Processo mais participado era impossível. Nova fotografia no ecrã: Filipe, Sara e mais alguns amigos portugueses sentados no chão a cozinhar com amigos indianos do bairro ("isto não tem nada a ver com arquitectura, mas tem tudo a ver com arquitectura", diz, sorrindo). E outra: os moradores - muitas mulheres, com roupas coloridas - reunidos na rua a ouvir explicações sobre os três protótipos de casas que os arquitectos criaram, uma com loja por baixo, outra com um espaço aberto a meio, e outra mais pequena mas com possibilidade de crescer.

Os modelos passam de mão em mão. Como não é evidente para todos a dimensão que as casas terão quando estiverem prontas, os arquitectos inventam um sistema com fios esticados no meio das ruas do bairro, para mostrar o tamanho real das casas. Depois as Mulheres Unidas tomam nota dos pedidos - ao todo, 1200 casas vão ser reconstruídas. Em tudo se poupa: em vez de fazer quatro colunas para cada casa, constroem-se duas casas lado a lado, partilhando a estrutura, e usam-se apenas seis colunas. O dinheiro que sobra pode ser usado como os moradores decidirem em conjunto.

Arquitectura sem limites

Mais uma vez é a acupunctura em acção: as casas que têm boas condições não serão tocadas; as que são realmente precárias serão substituídas por um dos modelos propostos.
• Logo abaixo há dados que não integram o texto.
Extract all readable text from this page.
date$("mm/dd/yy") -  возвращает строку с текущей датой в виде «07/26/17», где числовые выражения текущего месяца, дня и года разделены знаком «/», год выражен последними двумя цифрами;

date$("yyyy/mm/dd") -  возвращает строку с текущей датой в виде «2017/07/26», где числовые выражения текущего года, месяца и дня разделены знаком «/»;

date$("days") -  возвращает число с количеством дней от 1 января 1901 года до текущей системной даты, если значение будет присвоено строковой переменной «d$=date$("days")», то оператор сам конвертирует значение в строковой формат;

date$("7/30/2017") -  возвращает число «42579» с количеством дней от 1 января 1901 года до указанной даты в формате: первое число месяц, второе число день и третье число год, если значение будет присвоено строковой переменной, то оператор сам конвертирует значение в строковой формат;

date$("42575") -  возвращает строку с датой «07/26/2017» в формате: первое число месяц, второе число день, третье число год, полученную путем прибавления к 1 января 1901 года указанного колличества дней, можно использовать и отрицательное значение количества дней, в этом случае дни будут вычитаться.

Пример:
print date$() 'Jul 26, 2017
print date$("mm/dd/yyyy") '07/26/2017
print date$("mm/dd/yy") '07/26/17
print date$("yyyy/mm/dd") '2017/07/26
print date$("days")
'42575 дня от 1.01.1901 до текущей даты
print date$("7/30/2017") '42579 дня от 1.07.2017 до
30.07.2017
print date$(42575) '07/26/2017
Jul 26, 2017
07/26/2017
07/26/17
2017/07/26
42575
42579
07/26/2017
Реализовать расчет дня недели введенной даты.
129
Depois, sublinha Filipe, "como os indianos são muito criativos, não haverá duas casas iguais, porque um vai querer pintar a sua de azul, outro de amarelo, outro de outra cor."

Já ouviu, de arquitectos e críticos, que o que está a fazer "não é arquitectura". Mas isso não o incomoda. "Então não é, tudo bem. O que importa é o que as comunidades querem, o que é possível fazer, e que resulta de uma comunicação directa entre a comunidade e os arquitectos." E a comunidade não tem necessariamente que ser pobre. "Quero ser o arquitecto das favelas mas também o da cidade formal, trabalhar para pobres e para ricos, fazer pontes, isso sim, é democrático."

Para Filipe, "é muito mais interessante falarmos de arquitectura sem definir limites - senão a arquitectura tranca-se sobre si própria e eu estou mais interessado em usá-la como instrumento para a evolução da cidade". Uma evolução em que a favela é para salvar e não para destruir. Porque "é na favela que nasce o samba, o Carnaval, a capoeira, a feijoada". E, afinal, isto é sambarquitectura.